Valorisation of lignocellulose and low concentration CO 2 using a fractionation-photocatalysis-electrolysis process.

The simultaneous upcycling of all components in lignocellulosic biomass and the greenhouse gas CO 2 presents an attractive opportunity to synthesise sustainable and valuable chemicals. However, this approach is challenging to realise due to the difficulty of implementing a solution process to convert a robust and complex solid (lignocellulose) together with a barely soluble and stable gas (CO 2 ). Herein, we present the complete oxidative valorisation of lignocellulose coupled to the reduction of low concentration CO 2 through a three-stage fractionation-photocatalysis-electrolysis process. Lignocellulose from white birch wood was first pre-treated using an acidic solution to generate predominantly cellulosic- and lignin-based fractions. The solid cellulosic-based fraction was solubilised using cellulase (a cellulose depolymerising enzyme), followed by photocatalytic oxidation to formate with concomitant reduction of CO 2 to syngas (a gas mixture of CO and H 2 ) using a phosphonate-containing cobalt(ii) bis(terpyridine) catalyst immobilised onto TiO 2 nanoparticles.
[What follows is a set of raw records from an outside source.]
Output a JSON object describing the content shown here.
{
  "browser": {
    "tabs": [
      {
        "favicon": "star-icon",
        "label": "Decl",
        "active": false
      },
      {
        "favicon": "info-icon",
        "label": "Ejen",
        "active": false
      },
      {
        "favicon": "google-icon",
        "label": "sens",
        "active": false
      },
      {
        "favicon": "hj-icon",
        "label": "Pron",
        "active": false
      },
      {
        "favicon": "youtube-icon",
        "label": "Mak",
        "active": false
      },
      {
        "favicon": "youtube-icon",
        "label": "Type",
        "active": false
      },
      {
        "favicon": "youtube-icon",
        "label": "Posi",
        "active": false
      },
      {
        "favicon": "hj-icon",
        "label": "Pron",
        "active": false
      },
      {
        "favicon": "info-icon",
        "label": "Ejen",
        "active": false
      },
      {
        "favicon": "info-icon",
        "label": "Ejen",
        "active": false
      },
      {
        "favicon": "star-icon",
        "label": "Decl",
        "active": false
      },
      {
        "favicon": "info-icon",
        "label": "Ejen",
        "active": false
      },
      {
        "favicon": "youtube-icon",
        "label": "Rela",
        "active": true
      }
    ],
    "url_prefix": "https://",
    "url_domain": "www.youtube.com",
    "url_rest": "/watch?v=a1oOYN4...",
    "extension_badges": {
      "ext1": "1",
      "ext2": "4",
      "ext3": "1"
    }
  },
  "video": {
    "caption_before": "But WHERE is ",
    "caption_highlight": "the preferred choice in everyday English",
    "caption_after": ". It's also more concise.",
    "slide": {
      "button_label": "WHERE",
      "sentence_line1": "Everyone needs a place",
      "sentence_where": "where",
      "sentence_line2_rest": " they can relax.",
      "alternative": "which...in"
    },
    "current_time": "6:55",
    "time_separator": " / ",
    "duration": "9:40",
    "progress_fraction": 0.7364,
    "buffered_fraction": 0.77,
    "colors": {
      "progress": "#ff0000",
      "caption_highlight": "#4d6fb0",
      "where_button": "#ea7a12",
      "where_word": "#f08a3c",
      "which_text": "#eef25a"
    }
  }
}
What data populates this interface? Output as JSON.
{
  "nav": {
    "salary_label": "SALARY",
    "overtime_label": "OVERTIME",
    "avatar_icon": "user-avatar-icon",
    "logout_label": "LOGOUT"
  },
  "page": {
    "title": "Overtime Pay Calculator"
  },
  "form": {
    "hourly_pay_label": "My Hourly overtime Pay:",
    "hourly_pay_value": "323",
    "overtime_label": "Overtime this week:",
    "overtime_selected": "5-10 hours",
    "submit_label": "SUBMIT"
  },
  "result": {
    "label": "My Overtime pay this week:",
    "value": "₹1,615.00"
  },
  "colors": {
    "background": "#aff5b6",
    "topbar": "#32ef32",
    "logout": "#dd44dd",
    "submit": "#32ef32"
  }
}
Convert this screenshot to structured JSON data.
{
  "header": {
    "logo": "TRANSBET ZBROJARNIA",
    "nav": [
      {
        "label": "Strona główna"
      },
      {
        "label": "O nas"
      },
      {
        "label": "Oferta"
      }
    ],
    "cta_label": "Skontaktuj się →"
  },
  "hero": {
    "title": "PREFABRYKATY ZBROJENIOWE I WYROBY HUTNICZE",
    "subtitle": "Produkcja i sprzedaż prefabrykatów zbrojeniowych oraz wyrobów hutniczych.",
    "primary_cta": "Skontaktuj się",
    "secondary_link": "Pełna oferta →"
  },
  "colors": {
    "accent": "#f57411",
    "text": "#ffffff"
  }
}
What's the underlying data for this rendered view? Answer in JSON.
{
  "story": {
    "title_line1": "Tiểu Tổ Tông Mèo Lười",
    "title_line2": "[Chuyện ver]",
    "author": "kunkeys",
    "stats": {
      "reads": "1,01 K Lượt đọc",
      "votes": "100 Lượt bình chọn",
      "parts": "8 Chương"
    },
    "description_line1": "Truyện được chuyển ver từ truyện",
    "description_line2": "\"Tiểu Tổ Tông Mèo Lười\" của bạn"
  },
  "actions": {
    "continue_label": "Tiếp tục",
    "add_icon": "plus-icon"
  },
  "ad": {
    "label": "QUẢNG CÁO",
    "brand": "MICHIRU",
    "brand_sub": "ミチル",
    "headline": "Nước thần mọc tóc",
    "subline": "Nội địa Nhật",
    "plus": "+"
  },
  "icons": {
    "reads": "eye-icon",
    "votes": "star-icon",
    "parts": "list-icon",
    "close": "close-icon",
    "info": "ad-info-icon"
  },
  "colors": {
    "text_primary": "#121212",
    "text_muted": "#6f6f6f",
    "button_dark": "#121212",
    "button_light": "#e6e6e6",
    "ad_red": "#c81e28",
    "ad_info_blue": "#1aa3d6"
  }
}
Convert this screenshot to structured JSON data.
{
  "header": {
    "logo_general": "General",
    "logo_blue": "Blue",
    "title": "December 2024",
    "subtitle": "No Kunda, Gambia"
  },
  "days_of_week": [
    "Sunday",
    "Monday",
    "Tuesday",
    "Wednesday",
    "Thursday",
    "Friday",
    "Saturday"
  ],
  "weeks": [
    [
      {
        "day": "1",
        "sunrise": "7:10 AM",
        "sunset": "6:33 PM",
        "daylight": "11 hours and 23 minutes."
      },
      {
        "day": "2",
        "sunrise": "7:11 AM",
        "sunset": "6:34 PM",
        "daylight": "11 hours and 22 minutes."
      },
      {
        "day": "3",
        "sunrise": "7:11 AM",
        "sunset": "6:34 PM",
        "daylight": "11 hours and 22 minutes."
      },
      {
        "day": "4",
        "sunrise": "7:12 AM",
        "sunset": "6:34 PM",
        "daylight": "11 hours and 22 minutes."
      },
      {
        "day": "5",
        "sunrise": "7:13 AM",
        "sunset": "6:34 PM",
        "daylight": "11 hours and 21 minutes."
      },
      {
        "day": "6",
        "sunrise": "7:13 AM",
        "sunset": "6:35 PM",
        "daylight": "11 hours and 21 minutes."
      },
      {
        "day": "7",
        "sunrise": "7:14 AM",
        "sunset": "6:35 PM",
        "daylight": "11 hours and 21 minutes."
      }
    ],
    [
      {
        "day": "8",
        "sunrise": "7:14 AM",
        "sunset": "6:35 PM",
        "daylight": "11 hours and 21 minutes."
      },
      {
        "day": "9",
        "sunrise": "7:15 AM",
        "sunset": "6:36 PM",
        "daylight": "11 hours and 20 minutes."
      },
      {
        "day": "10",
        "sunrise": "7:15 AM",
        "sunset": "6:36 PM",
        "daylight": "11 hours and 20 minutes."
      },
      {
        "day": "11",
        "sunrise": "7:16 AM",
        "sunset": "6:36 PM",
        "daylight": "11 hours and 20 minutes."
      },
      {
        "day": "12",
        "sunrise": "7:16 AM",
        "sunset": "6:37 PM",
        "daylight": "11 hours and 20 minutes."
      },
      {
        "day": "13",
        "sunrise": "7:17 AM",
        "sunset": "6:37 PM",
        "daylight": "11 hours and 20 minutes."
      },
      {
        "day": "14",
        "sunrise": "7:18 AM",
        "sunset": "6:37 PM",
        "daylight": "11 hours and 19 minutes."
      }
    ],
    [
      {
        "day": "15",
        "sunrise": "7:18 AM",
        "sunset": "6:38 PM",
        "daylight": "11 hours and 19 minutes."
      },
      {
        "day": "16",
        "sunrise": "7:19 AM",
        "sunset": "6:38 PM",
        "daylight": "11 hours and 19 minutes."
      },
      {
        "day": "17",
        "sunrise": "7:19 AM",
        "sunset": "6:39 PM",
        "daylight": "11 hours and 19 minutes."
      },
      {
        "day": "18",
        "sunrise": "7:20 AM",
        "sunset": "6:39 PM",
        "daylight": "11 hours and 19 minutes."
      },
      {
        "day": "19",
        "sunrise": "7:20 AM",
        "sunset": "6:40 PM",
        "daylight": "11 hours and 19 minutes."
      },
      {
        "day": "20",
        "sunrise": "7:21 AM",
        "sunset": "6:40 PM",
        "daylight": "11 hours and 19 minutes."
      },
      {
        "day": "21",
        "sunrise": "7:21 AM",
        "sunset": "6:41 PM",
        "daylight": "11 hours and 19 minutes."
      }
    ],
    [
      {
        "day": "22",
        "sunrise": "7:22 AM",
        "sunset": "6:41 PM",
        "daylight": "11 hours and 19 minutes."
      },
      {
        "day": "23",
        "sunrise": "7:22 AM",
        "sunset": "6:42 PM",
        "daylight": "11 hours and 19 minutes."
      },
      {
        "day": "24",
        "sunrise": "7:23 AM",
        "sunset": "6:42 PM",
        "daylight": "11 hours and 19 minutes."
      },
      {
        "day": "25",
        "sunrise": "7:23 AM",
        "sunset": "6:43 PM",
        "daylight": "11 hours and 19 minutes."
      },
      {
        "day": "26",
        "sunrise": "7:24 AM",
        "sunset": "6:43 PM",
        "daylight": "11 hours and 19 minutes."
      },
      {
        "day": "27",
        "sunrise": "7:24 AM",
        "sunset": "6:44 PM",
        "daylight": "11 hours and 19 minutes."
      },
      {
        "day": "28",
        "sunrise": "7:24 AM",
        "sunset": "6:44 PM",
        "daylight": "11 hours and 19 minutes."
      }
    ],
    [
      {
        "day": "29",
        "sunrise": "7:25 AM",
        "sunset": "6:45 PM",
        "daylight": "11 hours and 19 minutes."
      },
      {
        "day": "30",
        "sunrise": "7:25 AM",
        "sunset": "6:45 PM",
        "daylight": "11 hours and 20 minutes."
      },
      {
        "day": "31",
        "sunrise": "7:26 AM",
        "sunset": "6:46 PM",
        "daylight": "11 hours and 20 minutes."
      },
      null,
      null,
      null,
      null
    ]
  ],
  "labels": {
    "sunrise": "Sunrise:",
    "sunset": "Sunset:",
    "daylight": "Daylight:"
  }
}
Photocatalysis generated 27.9 ± 2.0 μmol CO g TiO 2 -1 (TON CO = 2.8 ± 0.2; 16% CO selectivity) and 147.7 ± 12.0 μmol formate g TiO 2 -1 after 24 h solar light irradiation under 20 vol% CO 2 in N 2 . The soluble lignin-based fraction was oxidised in an electrolyser to the value-added chemicals vanillin (0.62 g kg lignin -1 ) and syringaldehyde (1.65 g kg lignin -1 ) at the anode, while diluted CO 2 (20 vol%) was converted to CO (20.5 ± 0.2 μmol CO cm -2 in 4 h) at a Co(ii) porphyrin catalyst modified cathode (TON CO = 707 ± 7; 78% CO selectivity) at an applied voltage of -3 V. We thus demonstrate the complete valorisation of solid and a gaseous waste stream in a liquid phase process by combining fractioning, photo- and electrocatalysis using molecular hybrid nanomaterials assembled from earth abundant elements.